BANGKALAN: Belum meredanya badai pandemi covid-19 membuat stok darah di kantor Palang Merah Indonesia ( PMI) Bangkalan ikut menipis. Saat ini, hanya tersisa 73 kantong darah.
Kordinator PMI Bangkalan, Muhammad Syarif Husen mengatakan pada saat sebelum pandemi covid- 19, pihaknya bisa mengumpulakan hingga 30 kantong darah setiap hari.
“Namun sejak pandemi hingga saat ini, PMI Bangkalan hanya bisa mendapatkan lima hingga sepuluh kantong darah per hari,“ ujar Syarif.
Salah satu faktor menipisnya stok darah, ujar Syarif lantaran dampak diliburkannya perkuliahan di beberapa universitas dan sekolah.
“Sebab delapan puluh persen pendonor berasal dari mahasiswa dan siswa SMA. Sejak kuliah dan sekolah diliburkan selama pandemi, maka ikut mempengaruhi juga, “ keluhnya.
Saat ini, hanya ada 73 kantor darah yang tersimpan di Kantor di PMI Bangkalan.

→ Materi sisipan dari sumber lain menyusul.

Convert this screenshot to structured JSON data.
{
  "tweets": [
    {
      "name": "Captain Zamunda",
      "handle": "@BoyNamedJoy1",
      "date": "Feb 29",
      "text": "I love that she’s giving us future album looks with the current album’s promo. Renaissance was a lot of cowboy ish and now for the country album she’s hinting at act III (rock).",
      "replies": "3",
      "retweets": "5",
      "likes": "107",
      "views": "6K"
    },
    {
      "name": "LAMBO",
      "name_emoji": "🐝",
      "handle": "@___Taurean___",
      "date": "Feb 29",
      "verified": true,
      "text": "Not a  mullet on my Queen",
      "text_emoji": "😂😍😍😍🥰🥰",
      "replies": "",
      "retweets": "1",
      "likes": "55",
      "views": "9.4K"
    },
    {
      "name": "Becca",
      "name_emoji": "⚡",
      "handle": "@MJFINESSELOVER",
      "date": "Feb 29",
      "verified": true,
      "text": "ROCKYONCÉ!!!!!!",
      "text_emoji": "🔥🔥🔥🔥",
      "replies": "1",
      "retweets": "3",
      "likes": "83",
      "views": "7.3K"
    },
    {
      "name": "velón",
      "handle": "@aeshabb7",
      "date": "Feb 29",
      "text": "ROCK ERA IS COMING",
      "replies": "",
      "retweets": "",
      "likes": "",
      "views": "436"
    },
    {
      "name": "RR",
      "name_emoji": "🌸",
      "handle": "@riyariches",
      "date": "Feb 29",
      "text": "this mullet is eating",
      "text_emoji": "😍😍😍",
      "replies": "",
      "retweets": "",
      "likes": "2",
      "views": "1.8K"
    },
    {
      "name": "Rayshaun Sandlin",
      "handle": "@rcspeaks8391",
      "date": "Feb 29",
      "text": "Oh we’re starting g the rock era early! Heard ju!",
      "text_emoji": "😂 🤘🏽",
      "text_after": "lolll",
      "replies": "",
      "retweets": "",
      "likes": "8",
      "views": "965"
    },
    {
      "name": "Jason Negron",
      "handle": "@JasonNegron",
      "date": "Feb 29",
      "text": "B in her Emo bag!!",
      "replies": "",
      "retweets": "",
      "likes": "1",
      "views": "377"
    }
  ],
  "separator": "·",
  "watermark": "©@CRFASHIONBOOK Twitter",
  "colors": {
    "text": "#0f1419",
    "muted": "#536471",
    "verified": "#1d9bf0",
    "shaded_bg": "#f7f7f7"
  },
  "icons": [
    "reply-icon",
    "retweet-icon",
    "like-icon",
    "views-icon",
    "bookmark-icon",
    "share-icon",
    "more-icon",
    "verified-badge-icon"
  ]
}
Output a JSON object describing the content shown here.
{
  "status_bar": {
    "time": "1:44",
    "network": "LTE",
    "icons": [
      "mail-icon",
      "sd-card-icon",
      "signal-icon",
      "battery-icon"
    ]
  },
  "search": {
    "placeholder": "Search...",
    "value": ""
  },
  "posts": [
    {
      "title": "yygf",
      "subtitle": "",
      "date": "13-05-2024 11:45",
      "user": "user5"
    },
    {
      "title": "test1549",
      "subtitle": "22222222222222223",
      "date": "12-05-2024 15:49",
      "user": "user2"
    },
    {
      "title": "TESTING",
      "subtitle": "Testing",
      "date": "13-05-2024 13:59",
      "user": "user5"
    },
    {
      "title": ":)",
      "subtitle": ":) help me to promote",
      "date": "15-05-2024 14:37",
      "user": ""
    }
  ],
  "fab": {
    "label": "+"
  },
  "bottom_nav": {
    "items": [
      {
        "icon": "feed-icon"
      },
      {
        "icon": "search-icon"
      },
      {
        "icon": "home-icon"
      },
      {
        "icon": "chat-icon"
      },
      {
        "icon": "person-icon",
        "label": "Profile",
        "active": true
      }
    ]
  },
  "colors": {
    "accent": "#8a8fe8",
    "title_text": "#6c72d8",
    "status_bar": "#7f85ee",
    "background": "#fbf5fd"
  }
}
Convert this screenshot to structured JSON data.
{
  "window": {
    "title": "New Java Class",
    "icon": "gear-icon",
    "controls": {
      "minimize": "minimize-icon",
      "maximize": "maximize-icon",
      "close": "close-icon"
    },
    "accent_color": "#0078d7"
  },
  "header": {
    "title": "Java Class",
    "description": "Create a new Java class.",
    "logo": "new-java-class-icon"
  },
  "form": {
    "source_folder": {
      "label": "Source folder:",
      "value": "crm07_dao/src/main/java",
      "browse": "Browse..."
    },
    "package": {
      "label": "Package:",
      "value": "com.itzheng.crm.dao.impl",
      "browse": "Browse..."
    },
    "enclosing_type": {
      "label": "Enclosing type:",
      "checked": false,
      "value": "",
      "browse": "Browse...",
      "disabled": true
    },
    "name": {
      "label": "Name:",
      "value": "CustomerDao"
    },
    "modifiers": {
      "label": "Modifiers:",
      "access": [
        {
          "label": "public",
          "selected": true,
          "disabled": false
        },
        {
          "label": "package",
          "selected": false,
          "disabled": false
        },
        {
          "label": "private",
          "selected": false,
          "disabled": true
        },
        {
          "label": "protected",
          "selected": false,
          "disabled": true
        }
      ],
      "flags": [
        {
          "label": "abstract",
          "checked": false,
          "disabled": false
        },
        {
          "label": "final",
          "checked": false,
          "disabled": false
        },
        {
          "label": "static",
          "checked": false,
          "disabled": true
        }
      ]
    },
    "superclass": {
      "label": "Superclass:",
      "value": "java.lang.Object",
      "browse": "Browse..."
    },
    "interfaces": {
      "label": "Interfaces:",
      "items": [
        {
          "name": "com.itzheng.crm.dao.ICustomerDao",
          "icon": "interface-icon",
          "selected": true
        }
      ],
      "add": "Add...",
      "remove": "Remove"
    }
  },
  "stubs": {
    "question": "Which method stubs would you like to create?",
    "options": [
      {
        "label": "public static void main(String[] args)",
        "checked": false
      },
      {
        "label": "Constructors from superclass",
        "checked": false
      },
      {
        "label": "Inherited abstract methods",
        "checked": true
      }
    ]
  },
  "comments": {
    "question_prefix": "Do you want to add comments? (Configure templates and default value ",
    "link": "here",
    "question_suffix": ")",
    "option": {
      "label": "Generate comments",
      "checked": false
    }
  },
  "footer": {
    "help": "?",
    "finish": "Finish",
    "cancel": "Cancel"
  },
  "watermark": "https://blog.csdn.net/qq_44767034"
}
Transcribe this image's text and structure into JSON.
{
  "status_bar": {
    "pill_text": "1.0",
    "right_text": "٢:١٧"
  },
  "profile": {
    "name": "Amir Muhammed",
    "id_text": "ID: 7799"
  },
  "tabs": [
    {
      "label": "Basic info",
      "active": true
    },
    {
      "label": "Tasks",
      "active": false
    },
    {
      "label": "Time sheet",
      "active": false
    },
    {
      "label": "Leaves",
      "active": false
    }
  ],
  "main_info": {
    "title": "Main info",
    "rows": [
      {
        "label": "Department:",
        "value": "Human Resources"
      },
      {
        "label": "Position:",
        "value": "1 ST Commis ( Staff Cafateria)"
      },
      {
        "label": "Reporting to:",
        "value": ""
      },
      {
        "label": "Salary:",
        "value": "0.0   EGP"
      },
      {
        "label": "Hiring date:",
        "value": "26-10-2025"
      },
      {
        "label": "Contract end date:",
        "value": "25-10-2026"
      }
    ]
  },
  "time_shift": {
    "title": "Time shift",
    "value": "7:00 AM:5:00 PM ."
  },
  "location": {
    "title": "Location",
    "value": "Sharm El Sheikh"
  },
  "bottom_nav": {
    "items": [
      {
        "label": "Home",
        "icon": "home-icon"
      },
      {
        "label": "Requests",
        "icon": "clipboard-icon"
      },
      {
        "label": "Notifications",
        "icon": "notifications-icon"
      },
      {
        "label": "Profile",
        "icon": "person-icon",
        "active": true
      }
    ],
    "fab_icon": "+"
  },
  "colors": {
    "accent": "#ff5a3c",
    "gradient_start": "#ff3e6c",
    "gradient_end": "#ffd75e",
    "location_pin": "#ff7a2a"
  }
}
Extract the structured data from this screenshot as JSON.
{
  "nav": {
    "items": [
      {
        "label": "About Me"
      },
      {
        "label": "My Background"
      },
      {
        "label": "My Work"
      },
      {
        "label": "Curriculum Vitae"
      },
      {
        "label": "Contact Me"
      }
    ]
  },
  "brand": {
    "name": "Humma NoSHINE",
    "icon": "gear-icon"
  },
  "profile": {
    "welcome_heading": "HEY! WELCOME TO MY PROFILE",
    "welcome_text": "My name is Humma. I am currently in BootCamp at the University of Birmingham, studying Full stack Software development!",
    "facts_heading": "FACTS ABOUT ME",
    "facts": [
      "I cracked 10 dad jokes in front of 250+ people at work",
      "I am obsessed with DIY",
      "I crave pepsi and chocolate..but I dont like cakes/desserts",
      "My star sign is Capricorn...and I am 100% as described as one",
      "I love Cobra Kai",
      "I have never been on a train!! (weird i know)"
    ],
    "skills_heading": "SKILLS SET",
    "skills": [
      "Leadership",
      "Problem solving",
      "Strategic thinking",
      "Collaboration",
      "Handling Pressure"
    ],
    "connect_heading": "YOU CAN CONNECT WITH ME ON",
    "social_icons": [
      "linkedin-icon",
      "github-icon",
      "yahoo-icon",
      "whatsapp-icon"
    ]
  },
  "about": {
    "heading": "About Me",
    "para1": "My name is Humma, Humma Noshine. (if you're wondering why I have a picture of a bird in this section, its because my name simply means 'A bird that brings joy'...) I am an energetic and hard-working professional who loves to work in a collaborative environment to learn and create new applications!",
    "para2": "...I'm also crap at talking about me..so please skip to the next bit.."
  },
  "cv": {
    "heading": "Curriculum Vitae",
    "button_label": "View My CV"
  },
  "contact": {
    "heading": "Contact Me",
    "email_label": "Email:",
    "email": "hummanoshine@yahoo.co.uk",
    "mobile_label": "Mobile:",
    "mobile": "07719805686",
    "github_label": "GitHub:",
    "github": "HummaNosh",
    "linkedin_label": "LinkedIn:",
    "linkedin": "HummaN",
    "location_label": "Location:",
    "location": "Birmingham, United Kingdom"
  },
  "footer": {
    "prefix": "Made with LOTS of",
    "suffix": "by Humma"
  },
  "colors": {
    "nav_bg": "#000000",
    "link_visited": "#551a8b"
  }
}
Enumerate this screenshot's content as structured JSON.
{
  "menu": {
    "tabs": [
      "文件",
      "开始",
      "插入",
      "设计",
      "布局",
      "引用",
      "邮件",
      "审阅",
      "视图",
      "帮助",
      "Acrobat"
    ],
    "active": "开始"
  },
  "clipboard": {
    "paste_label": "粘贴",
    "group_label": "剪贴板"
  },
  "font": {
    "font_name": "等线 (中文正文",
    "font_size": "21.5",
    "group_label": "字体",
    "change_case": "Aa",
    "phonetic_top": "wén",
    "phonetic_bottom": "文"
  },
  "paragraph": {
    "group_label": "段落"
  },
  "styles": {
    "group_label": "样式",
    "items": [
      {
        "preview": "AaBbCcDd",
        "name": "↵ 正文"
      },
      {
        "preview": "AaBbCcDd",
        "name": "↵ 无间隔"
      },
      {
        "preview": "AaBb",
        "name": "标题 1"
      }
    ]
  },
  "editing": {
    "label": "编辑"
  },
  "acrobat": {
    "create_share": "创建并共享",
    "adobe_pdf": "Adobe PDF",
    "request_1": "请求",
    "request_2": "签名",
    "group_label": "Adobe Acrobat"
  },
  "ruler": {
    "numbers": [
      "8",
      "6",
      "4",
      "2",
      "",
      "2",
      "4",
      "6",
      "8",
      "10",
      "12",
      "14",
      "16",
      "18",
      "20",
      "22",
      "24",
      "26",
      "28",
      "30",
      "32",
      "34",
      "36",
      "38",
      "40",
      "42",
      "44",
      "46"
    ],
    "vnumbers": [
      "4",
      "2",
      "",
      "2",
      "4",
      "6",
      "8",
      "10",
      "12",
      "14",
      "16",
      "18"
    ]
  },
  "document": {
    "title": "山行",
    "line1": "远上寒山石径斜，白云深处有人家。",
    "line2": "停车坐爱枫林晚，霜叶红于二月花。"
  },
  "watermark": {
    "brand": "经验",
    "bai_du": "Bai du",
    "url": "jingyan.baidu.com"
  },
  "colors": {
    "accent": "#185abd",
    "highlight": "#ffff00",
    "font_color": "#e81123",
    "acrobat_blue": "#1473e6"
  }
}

Terdiri dari 19 golongan darah A, 10 golongan darah, 27 golongan darah AB an 17 golongan darah O.
Untuk mengatasi menipisnya stok darah, PMI Bangkalan terpaksa menerapkan sistem “barter” darah. Masyarakat yang ingin mengambil darah di PMI harus diganti dengan donor darah lain.